I’ve always loved Shakespeare’s line in McBeth. The scene where McDuff shows up at the gates of Burnam Castle. McDuff is much younger and larger than McBeth so McBeth knows that he is about to die. He looks at McDuff and says “I do all that becometh a man he who doth more is none so lay on McDuff.” Next scene shows McDuff walking out of the castle with McBeth’s head in one hand and his sword in the other. I read that when I was 15 and I always took it to mean that we choose our actions based on what we see as right then we accept the responsibility of our actions without apology. We acted in an honorable and forthright manner when we went to Vietnam. We owe no one an apology for our actions. I served with and fought beside some of the bravest young men I’ve ever met while in C Troop 1/9. The fact that we are back together forty years later is a blessing.
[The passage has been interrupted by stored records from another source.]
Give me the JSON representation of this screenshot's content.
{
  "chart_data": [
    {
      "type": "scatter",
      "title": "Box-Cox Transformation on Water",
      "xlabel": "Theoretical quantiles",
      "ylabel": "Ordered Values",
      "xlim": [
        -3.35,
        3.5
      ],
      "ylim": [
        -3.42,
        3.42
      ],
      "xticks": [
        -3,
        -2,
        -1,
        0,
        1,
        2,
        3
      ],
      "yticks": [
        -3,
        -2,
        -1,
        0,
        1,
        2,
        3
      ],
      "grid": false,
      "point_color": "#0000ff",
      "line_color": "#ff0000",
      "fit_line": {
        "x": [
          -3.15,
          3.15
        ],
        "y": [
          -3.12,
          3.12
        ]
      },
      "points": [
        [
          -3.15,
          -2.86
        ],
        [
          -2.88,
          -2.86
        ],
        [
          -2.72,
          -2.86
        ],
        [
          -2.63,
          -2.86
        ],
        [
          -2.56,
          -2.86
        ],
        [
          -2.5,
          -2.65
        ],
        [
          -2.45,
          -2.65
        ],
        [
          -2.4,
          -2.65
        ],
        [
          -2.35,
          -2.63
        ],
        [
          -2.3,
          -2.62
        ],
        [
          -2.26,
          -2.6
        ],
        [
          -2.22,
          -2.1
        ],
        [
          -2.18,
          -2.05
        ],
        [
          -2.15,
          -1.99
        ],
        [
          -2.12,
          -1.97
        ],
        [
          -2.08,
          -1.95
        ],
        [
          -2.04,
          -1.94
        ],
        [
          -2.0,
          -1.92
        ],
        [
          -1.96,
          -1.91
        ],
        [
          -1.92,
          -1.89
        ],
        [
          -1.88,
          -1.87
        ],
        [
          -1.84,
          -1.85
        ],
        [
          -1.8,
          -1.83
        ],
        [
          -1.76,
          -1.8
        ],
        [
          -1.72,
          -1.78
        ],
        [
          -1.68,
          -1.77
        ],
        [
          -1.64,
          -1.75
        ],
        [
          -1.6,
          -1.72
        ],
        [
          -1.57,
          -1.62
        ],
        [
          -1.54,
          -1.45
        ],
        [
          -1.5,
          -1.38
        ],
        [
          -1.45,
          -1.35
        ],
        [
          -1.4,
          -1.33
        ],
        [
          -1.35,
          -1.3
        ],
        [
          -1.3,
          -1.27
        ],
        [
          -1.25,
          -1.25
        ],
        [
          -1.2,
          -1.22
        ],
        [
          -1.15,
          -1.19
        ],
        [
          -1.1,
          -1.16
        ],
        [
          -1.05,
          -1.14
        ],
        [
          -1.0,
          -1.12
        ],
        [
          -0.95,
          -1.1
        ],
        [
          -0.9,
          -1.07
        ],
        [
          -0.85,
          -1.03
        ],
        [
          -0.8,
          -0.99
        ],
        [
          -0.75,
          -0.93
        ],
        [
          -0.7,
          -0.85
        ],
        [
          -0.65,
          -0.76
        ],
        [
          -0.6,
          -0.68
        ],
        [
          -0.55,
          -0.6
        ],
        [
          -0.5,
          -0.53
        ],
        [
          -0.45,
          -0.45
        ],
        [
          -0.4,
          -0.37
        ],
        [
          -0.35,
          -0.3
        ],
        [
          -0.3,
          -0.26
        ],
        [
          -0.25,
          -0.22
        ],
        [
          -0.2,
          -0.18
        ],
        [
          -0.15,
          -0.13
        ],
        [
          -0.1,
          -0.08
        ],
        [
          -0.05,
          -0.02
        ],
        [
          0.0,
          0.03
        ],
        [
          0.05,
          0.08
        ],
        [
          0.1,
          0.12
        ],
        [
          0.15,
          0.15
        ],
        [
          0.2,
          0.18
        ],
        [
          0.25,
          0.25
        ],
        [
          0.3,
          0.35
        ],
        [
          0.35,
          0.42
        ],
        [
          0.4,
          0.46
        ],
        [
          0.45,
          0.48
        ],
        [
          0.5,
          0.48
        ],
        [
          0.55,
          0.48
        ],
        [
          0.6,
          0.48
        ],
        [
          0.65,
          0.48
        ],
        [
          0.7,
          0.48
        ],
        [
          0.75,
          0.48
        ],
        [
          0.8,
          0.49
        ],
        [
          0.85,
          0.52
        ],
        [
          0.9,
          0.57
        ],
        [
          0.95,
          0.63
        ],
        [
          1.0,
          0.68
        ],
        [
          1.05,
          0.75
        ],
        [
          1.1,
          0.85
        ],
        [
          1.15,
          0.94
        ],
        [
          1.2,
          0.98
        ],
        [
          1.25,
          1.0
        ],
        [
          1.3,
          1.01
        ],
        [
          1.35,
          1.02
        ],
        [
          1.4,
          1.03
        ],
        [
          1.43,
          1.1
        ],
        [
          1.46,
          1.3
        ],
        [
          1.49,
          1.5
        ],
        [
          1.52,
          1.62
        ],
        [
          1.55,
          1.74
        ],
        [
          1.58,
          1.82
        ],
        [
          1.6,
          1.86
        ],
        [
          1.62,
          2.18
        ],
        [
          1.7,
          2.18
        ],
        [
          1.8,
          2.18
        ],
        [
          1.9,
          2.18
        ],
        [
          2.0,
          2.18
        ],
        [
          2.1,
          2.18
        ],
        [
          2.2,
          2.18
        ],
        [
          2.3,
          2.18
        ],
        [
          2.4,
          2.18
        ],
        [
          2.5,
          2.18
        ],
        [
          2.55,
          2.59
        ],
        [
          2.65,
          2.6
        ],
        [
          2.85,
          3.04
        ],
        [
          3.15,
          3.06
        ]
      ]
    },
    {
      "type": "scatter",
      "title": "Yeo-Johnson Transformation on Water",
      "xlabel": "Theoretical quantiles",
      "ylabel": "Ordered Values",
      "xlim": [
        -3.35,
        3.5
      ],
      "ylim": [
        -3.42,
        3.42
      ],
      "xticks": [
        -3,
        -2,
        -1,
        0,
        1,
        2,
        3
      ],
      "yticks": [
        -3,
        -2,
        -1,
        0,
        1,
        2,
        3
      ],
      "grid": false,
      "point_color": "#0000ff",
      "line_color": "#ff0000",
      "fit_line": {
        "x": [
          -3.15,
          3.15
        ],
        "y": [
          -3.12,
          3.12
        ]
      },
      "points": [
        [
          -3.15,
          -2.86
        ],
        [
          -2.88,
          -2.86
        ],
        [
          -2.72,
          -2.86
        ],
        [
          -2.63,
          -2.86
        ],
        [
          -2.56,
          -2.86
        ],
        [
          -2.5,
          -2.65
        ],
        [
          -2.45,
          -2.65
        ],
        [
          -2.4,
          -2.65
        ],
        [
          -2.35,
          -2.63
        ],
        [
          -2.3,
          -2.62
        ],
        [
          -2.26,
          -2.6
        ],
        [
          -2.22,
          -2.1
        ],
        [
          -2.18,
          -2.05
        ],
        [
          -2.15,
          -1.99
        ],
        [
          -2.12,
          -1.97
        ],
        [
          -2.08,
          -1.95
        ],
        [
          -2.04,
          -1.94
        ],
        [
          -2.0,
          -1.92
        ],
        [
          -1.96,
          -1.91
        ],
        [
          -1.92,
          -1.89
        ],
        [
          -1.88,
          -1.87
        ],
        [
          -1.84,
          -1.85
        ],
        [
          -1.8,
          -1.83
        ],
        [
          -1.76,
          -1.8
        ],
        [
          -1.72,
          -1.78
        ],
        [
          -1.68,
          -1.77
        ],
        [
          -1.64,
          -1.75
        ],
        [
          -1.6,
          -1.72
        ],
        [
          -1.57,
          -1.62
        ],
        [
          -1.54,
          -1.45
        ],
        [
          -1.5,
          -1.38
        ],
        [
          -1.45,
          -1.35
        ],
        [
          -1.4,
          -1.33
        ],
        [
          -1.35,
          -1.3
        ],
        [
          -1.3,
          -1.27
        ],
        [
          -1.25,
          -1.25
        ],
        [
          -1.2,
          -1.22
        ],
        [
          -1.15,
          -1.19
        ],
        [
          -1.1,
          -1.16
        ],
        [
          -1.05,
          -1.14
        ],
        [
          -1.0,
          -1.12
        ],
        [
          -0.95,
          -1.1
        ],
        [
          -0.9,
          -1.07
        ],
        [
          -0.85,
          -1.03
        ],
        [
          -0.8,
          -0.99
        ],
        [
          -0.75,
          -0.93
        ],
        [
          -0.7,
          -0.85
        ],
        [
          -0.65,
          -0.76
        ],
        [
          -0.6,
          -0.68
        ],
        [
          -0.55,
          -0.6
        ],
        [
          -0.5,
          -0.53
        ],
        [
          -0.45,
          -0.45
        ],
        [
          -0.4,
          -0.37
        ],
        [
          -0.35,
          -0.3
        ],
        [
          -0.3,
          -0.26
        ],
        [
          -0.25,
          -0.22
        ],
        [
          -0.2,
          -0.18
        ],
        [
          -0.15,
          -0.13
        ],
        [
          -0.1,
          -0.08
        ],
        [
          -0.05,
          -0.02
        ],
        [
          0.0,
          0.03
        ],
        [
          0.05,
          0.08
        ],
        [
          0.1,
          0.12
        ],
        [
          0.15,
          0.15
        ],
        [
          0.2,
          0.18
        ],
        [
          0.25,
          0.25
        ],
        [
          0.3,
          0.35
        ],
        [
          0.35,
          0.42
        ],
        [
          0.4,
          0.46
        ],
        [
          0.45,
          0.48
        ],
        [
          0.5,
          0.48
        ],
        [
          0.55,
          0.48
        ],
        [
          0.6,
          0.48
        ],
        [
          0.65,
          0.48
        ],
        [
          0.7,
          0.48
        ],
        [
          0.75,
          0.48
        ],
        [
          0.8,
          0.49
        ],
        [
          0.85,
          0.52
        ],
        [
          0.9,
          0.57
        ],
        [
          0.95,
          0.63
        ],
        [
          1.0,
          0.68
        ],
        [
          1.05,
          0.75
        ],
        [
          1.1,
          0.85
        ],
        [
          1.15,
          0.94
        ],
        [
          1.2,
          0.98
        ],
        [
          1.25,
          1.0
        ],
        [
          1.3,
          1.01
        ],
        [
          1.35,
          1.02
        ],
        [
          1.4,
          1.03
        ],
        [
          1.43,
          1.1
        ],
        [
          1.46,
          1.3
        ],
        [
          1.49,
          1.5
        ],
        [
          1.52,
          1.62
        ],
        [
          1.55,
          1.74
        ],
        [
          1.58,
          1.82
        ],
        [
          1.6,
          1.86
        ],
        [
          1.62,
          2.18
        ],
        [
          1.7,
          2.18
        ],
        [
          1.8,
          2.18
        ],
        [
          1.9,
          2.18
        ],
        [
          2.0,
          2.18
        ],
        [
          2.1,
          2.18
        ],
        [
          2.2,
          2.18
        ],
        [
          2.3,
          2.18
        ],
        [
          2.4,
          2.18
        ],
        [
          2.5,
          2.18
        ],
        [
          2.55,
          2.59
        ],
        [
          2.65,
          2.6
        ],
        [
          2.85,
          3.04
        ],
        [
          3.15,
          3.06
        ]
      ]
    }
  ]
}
Before I go on into my old age rambling, let’s go back to the point. No. This is not Officers and NCOs this is Charlie Troop and our extended family. Sometimes one or two people get on a string and they may air out a lot of garbage but we have all agreed that is acceptable. Most of the things they are talking about now can be found in the archived messages on this site. We have been at it for eleven years now. The ones who don’t say much now were the ones who flooded the site in the beginning. The main point is feel free to put it out there we can discuss it. If you don’t feel great airing it out send it to one of us as individual mail. We’ve got some great guys and we’ll be here when it’s time.
Russ
Preston Samuels
August 18, 2013
My name is Preston (Sam ) Samuels, I think that I remember a Michael Choate when I was over there from ’67 to ’68 in C troop 1/9.